Property rights advocates ignore the plain language of the clause, the evidence about what the founders and other Americans in the early republic thought the clause actually meant, and the founders' views about property and democratic government. Claiming to rely on history, property rights advocates embrace, instead, a myth.

Despite the public prominence of the property rights argument, there is actually nothing novel or particularly controversial about the conclusion that the Takings Clause was limited to physical seizures. With some notable exceptions, prominent legal scholars of all shades of political opinion--including such leading conservatives as former judge Robert Bork and former Solicitor General Charles Fried--support the conclusion that the property rights argument has no plausible foundation in the original understanding of the Takings Clause. Justice Scalia, the Supreme Court Justice who most consistently argues for a broad reading of the Takings Clause, has acknowledged that until well into the twentieth century, "it was generally understood that the Takings Clause reached only a ‘direct appropriation' of property or [its] functional equivalent...." Lucas v. South Carolina Coastal Council, 505 U.S. 1003, 1114 (1992). The only remarkable aspect of the original understanding of the Takings Clause is how rarely the original understanding of this clause is taken into account in political and legal debates over property rights.

Plain Language

Despite all the controversy about its meaning, the language of the Takings Clause--"nor shall private property be taken for public use, without just compensation"--is perfectly straightforward. Compensation is necessary only when property is "taken." In other words, the only time when the government must compensate the property owner is when it physically seizes the property. The text does not require compensation when regulations diminish the value of property. Indeed, the clause does not even mention regulations.

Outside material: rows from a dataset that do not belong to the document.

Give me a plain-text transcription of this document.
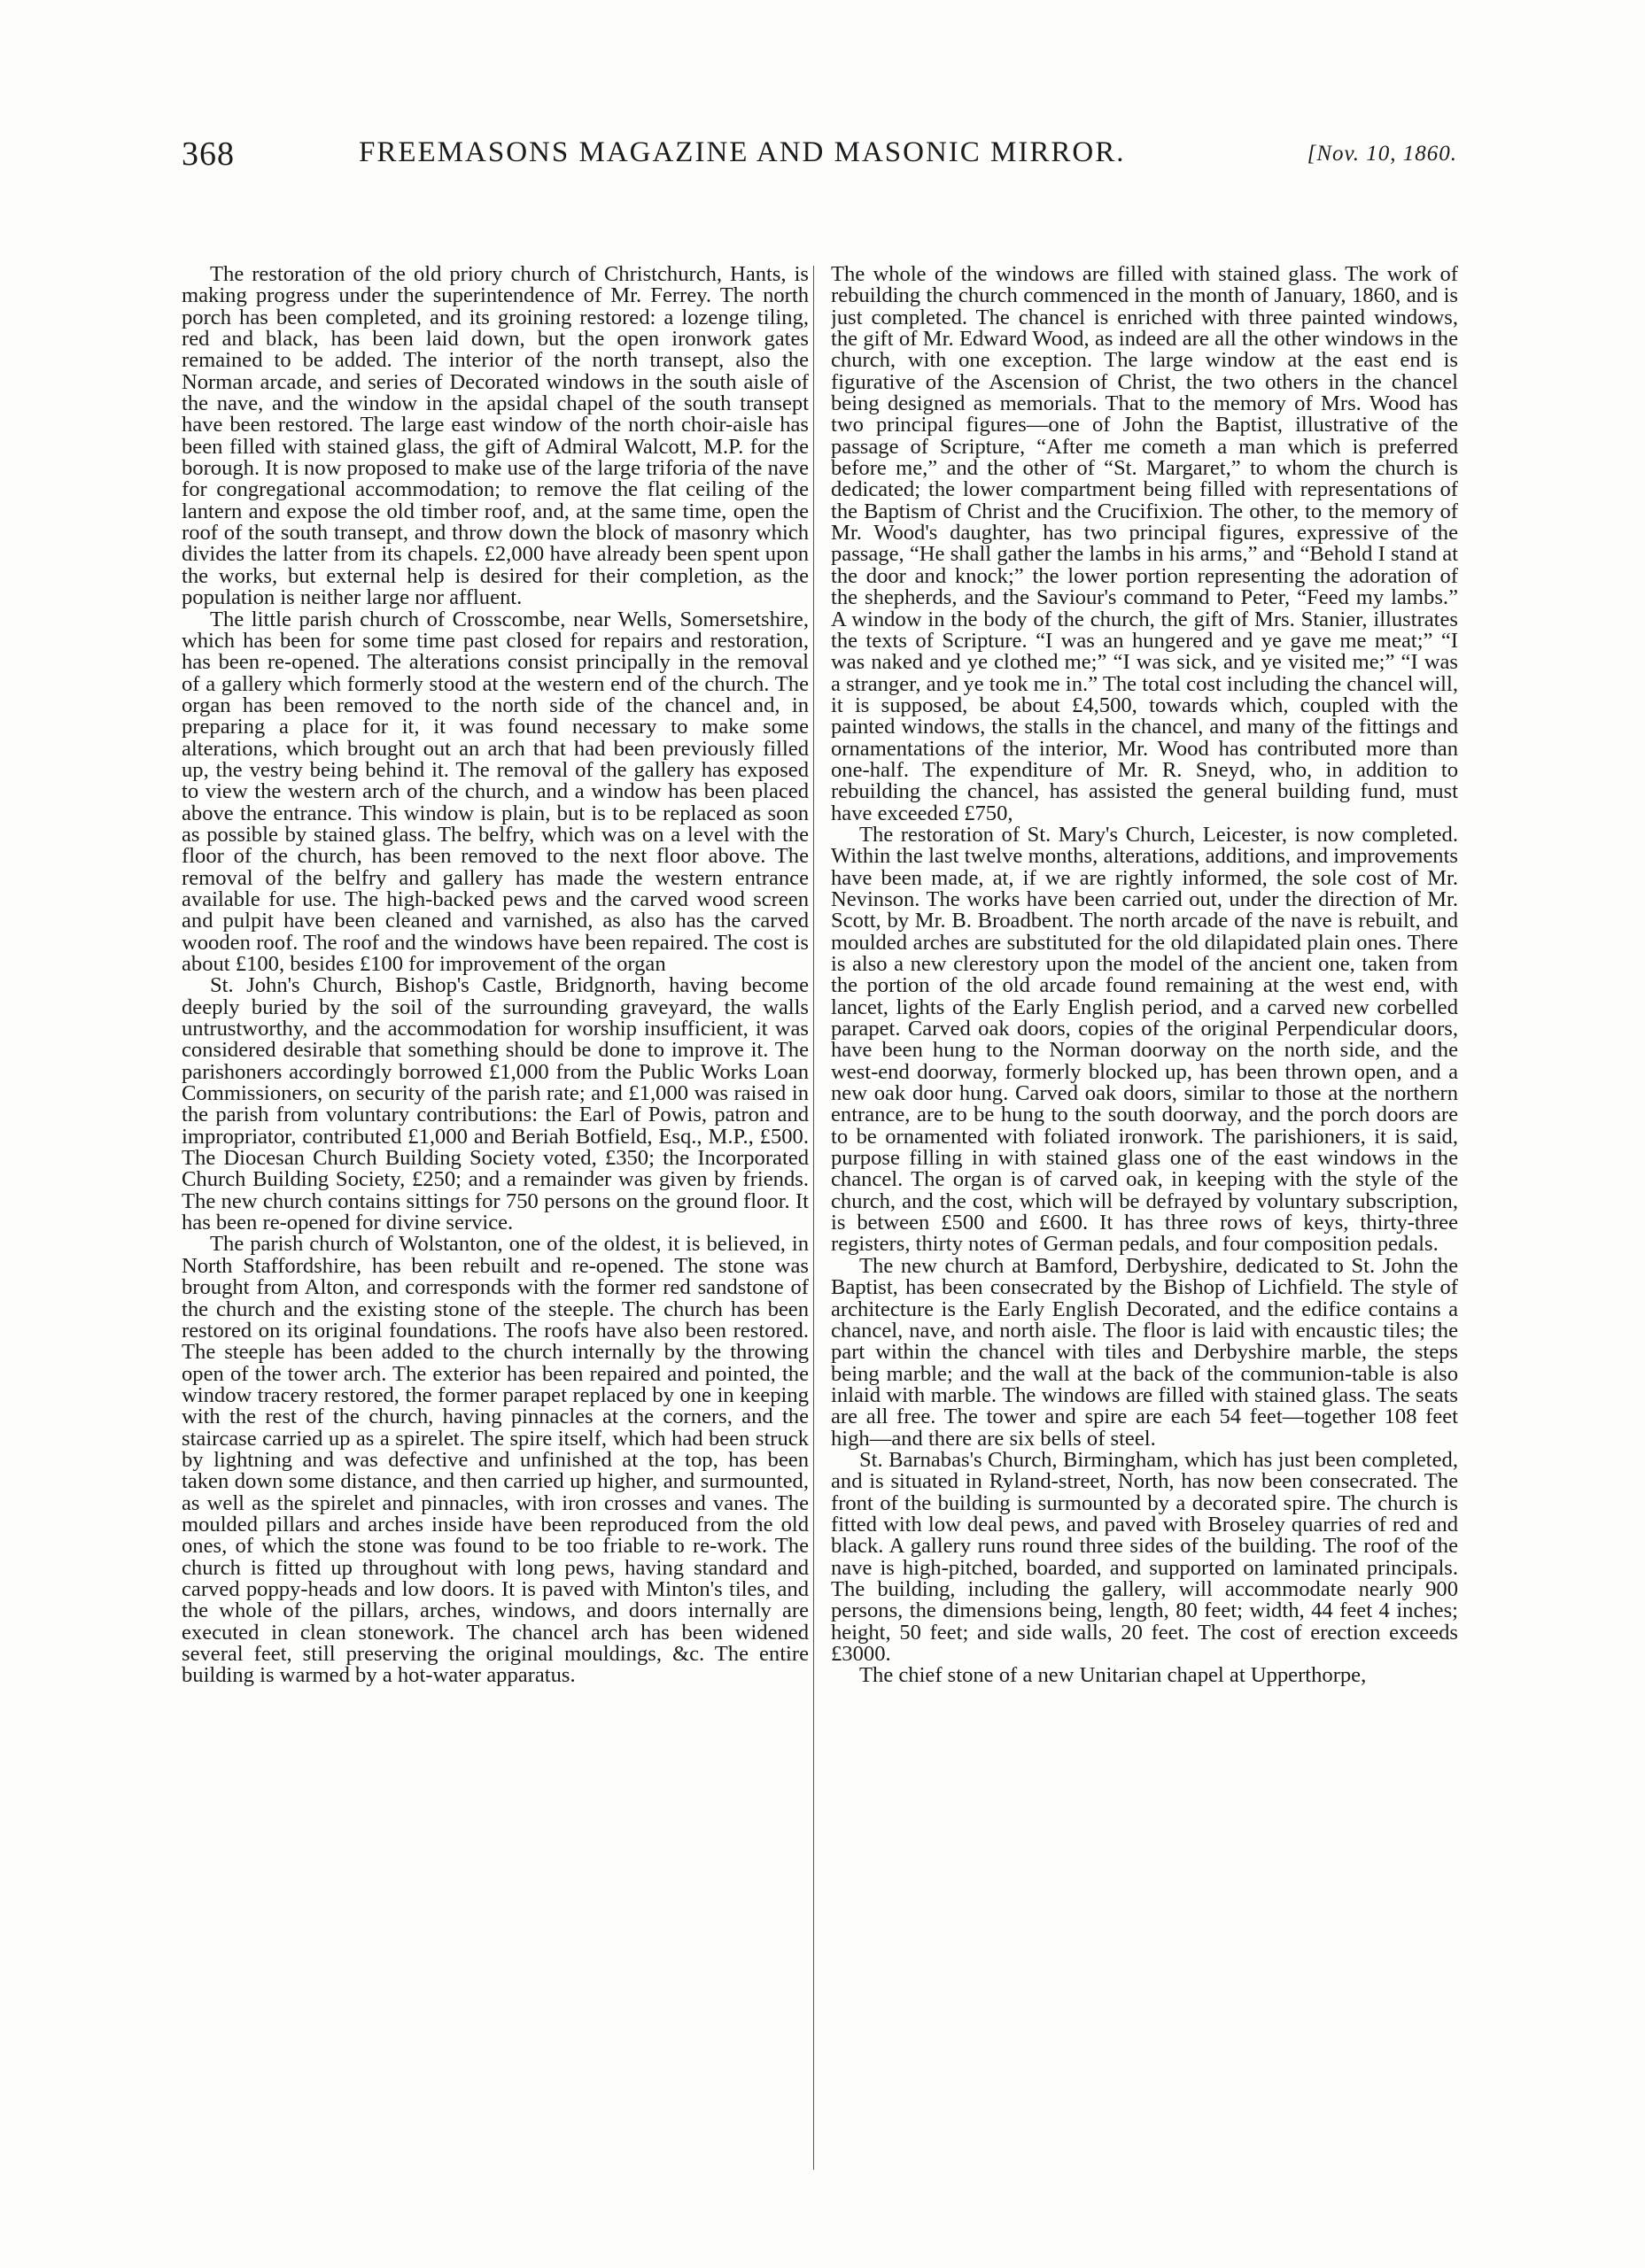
368	FREEMASONS MAGAZINE AND MASONIC MIRROR.	[Nov. 10, 1860.

The restoration of the old priory church of Christchurch, Hants, is making progress under the superintendence of Mr. Ferrey. The north porch has been completed, and its groining restored: a lozenge tiling, red and black, has been laid down, but the open ironwork gates remained to be added. The interior of the north transept, also the Norman arcade, and series of Decorated windows in the south aisle of the nave, and the window in the apsidal chapel of the south transept have been restored. The large east window of the north choir-aisle has been filled with stained glass, the gift of Admiral Walcott, M.P. for the borough. It is now proposed to make use of the large triforia of the nave for congregational accommodation; to remove the flat ceiling of the lantern and expose the old timber roof, and, at the same time, open the roof of the south transept, and throw down the block of masonry which divides the latter from its chapels. £2,000 have already been spent upon the works, but external help is desired for their completion, as the population is neither large nor affluent.

The little parish church of Crosscombe, near Wells, Somersetshire, which has been for some time past closed for repairs and restoration, has been re-opened. The alterations consist principally in the removal of a gallery which formerly stood at the western end of the church. The organ has been removed to the north side of the chancel and, in preparing a place for it, it was found necessary to make some alterations, which brought out an arch that had been previously filled up, the vestry being behind it. The removal of the gallery has exposed to view the western arch of the church, and a window has been placed above the entrance. This window is plain, but is to be replaced as soon as possible by stained glass. The belfry, which was on a level with the floor of the church, has been removed to the next floor above. The removal of the belfry and gallery has made the western entrance available for use. The high-backed pews and the carved wood screen and pulpit have been cleaned and varnished, as also has the carved wooden roof. The roof and the windows have been repaired. The cost is about £100, besides £100 for improvement of the organ

St. John's Church, Bishop's Castle, Bridgnorth, having become deeply buried by the soil of the surrounding graveyard, the walls untrustworthy, and the accommodation for worship insufficient, it was considered desirable that something should be done to improve it. The parishoners accordingly borrowed £1,000 from the Public Works Loan Commissioners, on security of the parish rate; and £1,000 was raised in the parish from voluntary contributions: the Earl of Powis, patron and impropriator, contributed £1,000 and Beriah Botfield, Esq., M.P., £500. The Diocesan Church Building Society voted, £350; the Incorporated Church Building Society, £250; and a remainder was given by friends. The new church contains sittings for 750 persons on the ground floor. It has been re-opened for divine service.

The parish church of Wolstanton, one of the oldest, it is believed, in North Staffordshire, has been rebuilt and re-opened. The stone was brought from Alton, and corresponds with the former red sandstone of the church and the existing stone of the steeple. The church has been restored on its original foundations. The roofs have also been restored. The steeple has been added to the church internally by the throwing open of the tower arch. The exterior has been repaired and pointed, the window tracery restored, the former parapet replaced by one in keeping with the rest of the church, having pinnacles at the corners, and the staircase carried up as a spirelet. The spire itself, which had been struck by lightning and was defective and unfinished at the top, has been taken down some distance, and then carried up higher, and surmounted, as well as the spirelet and pinnacles, with iron crosses and vanes. The moulded pillars and arches inside have been reproduced from the old ones, of which the stone was found to be too friable to re-work. The church is fitted up throughout with long pews, having standard and carved poppy-heads and low doors. It is paved with Minton's tiles, and the whole of the pillars, arches, windows, and doors internally are executed in clean stonework. The chancel arch has been widened several feet, still preserving the original mouldings, &c. The entire building is warmed by a hot-water apparatus.

The whole of the windows are filled with stained glass. The work of rebuilding the church commenced in the month of January, 1860, and is just completed. The chancel is enriched with three painted windows, the gift of Mr. Edward Wood, as indeed are all the other windows in the church, with one exception. The large window at the east end is figurative of the Ascension of Christ, the two others in the chancel being designed as memorials. That to the memory of Mrs. Wood has two principal figures—one of John the Baptist, illustrative of the passage of Scripture, “After me cometh a man which is preferred before me,” and the other of “St. Margaret,” to whom the church is dedicated; the lower compartment being filled with representations of the Baptism of Christ and the Crucifixion. The other, to the memory of Mr. Wood's daughter, has two principal figures, expressive of the passage, “He shall gather the lambs in his arms,” and “Behold I stand at the door and knock;” the lower portion representing the adoration of the shepherds, and the Saviour's command to Peter, “Feed my lambs.” A window in the body of the church, the gift of Mrs. Stanier, illustrates the texts of Scripture. “I was an hungered and ye gave me meat;” “I was naked and ye clothed me;” “I was sick, and ye visited me;” “I was a stranger, and ye took me in.” The total cost including the chancel will, it is supposed, be about £4,500, towards which, coupled with the painted windows, the stalls in the chancel, and many of the fittings and ornamentations of the interior, Mr. Wood has contributed more than one-half. The expenditure of Mr. R. Sneyd, who, in addition to rebuilding the chancel, has assisted the general building fund, must have exceeded £750,

The restoration of St. Mary's Church, Leicester, is now completed. Within the last twelve months, alterations, additions, and improvements have been made, at, if we are rightly informed, the sole cost of Mr. Nevinson. The works have been carried out, under the direction of Mr. Scott, by Mr. B. Broadbent. The north arcade of the nave is rebuilt, and moulded arches are substituted for the old dilapidated plain ones. There is also a new clerestory upon the model of the ancient one, taken from the portion of the old arcade found remaining at the west end, with lancet, lights of the Early English period, and a carved new corbelled parapet. Carved oak doors, copies of the original Perpendicular doors, have been hung to the Norman doorway on the north side, and the west-end doorway, formerly blocked up, has been thrown open, and a new oak door hung. Carved oak doors, similar to those at the northern entrance, are to be hung to the south doorway, and the porch doors are to be ornamented with foliated ironwork. The parishioners, it is said, purpose filling in with stained glass one of the east windows in the chancel. The organ is of carved oak, in keeping with the style of the church, and the cost, which will be defrayed by voluntary subscription, is between £500 and £600. It has three rows of keys, thirty-three registers, thirty notes of German pedals, and four composition pedals.

The new church at Bamford, Derbyshire, dedicated to St. John the Baptist, has been consecrated by the Bishop of Lichfield. The style of architecture is the Early English Decorated, and the edifice contains a chancel, nave, and north aisle. The floor is laid with encaustic tiles; the part within the chancel with tiles and Derbyshire marble, the steps being marble; and the wall at the back of the communion-table is also inlaid with marble. The windows are filled with stained glass. The seats are all free. The tower and spire are each 54 feet—together 108 feet high—and there are six bells of steel.

St. Barnabas's Church, Birmingham, which has just been completed, and is situated in Ryland-street, North, has now been consecrated. The front of the building is surmounted by a decorated spire. The church is fitted with low deal pews, and paved with Broseley quarries of red and black. A gallery runs round three sides of the building. The roof of the nave is high-pitched, boarded, and supported on laminated principals. The building, including the gallery, will accommodate nearly 900 persons, the dimensions being, length, 80 feet; width, 44 feet 4 inches; height, 50 feet; and side walls, 20 feet. The cost of erection exceeds £3000.

The chief stone of a new Unitarian chapel at Upperthorpe,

Proponents of a broad reading of the Takings Clause counter that, at the time of the ratification of the Takings Clause, "property" sometimes meant "anything of value." Thus, according to this view, whenever the government diminishes the value of property through regulation, the Takings Clause can properly be read to require payment of compensation.

The problem with this view is that it ignores a critical part of the clause, the word "taken." "Take" means, and meant at the time the Fifth Amendment was ratified, "physically seize," not "diminish in value." All the debate among judges, scholars, policy-makers, and politicians about precisely what the Takings Clause means tends to obscure this obvious point, but it can be illustrated with a simple example. If I tell my daughter that she cannot play with her ball in the house, she has lost something of value--the right to play with the ball in the house. I have regulated what she can do with the ball, but I haven't "taken" it. She is still free to play with it outside. I only "take" her ball when I physically seize it. Only a child immersed in the literature of the property rights movement would argue otherwise. The plain language of the Takings Clause is to the same effect. Even if the word "property" is read to cover anything of value, compensation is owed only when property is "taken." Regulations, by their nature, are not "takings."